In recent weeks, the Layer 2 (L2) solution “Arbitrum” is increasingly gaining traction within the cryptocurrency market. L2 solutions execute a batch of transactions outside of the main network (Ethereum) and verify the summary of these transactions after on the main network. This technique significantly increases the transaction throughput of Ethereum and users in this scaled environment experience low transaction costs, improving the user experience. Currently, Arbitrum is the biggest L2 solution in terms of Total Value Locked, the amount of capital located in Decentralized Finance protocols. The amount of capital has been increasing since July, 2022, and we expect this will continue to grow as Arbitrum, and other L2s, provide features that the main network can’t provide such as cheap and fast transactions.
As more capital is attracted to Arbitrum, it becomes more attractive for developers and protocols to build on this network.
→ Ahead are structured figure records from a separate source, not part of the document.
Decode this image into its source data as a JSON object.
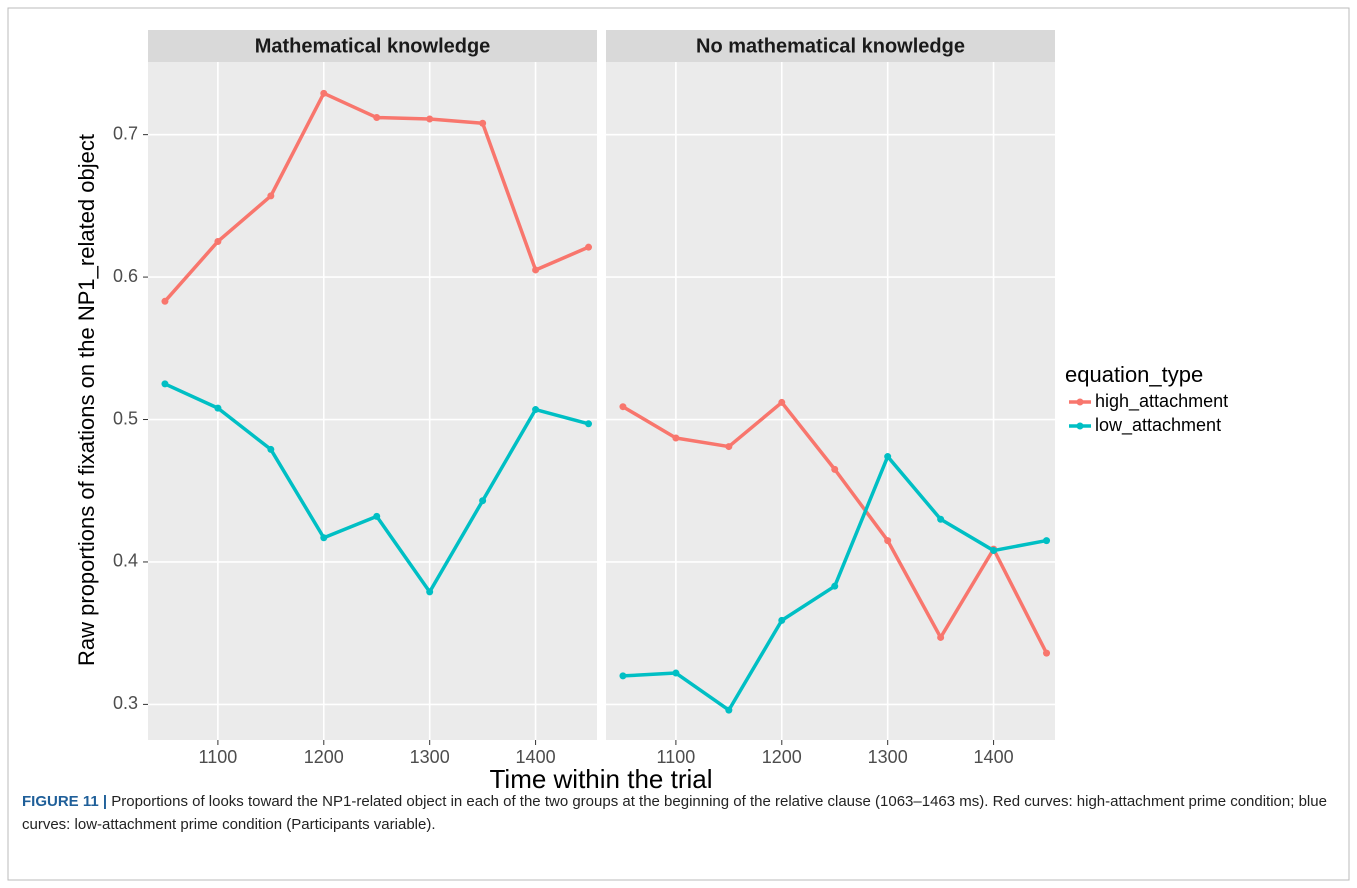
{
  "chart_data": [
    {
      "type": "line",
      "title": "Mathematical knowledge",
      "x": [
        1050,
        1100,
        1150,
        1200,
        1250,
        1300,
        1350,
        1400,
        1450
      ],
      "series": [
        {
          "name": "high_attachment",
          "color": "#f8766d",
          "values": [
            0.583,
            0.625,
            0.657,
            0.729,
            0.712,
            0.711,
            0.708,
            0.605,
            0.621
          ]
        },
        {
          "name": "low_attachment",
          "color": "#00bfc4",
          "values": [
            0.525,
            0.508,
            0.479,
            0.417,
            0.432,
            0.379,
            0.443,
            0.507,
            0.497
          ]
        }
      ],
      "xlim": [
        1034,
        1458
      ],
      "xticks": [
        1100,
        1200,
        1300,
        1400
      ],
      "ylim": [
        0.275,
        0.751
      ],
      "yticks": [
        0.3,
        0.4,
        0.5,
        0.6,
        0.7
      ],
      "grid": true
    },
    {
      "type": "line",
      "title": "No mathematical knowledge",
      "x": [
        1050,
        1100,
        1150,
        1200,
        1250,
        1300,
        1350,
        1400,
        1450
      ],
      "series": [
        {
          "name": "high_attachment",
          "color": "#f8766d",
          "values": [
            0.509,
            0.487,
            0.481,
            0.512,
            0.465,
            0.415,
            0.347,
            0.409,
            0.336
          ]
        },
        {
          "name": "low_attachment",
          "color": "#00bfc4",
          "values": [
            0.32,
            0.322,
            0.296,
            0.359,
            0.383,
            0.474,
            0.43,
            0.408,
            0.415
          ]
        }
      ],
      "xlim": [
        1034,
        1458
      ],
      "xticks": [
        1100,
        1200,
        1300,
        1400
      ],
      "ylim": [
        0.275,
        0.751
      ],
      "yticks": [
        0.3,
        0.4,
        0.5,
        0.6,
        0.7
      ],
      "grid": true
    }
  ],
  "figure": {
    "ylabel": "Raw proportions of fixations on the NP1_related object",
    "xlabel": "Time within the trial",
    "legend_title": "equation_type",
    "caption_label": "FIGURE 11 |",
    "caption_text": "Proportions of looks toward the NP1-related object in each of the two groups at the beginning of the relative clause (1063–1463 ms). Red curves: high-attachment prime condition; blue curves: low-attachment prime condition (Participants variable)."
  }
}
These new projects cause investors and traders to explore this market and create new investment possibilities. During the coming months and years, we believe that L2s will become increasingly important. We aim to highlight these scaled environments through an industry report which will be available soon.
In the month of February, we are glad to introduce our new addition to the Hodl team: Lorenzo Ligas. Lorenzo will aid the Hodl Marketing team with new ideas concerning marketing strategy and communications. Lorenzo has recently finished his Masters in Media & Business and previously completed his Post Grad in Marketing. Now he starts his journey at Hodl as a marketeer and is looking forward to implementing his knowledge and experience in the emerging sector of cryptocurrencies.
Lorenzo: “In the past years, I had the chance to work and volunteer in a variety of communications, PR and social media roles. After years of academia, I decided to fully focus on my career to implement my acquired skills. Starting at Hodl has been enjoyable, challenging and rewarding and I’m looking forward to seeing what we can implement as a marketing team!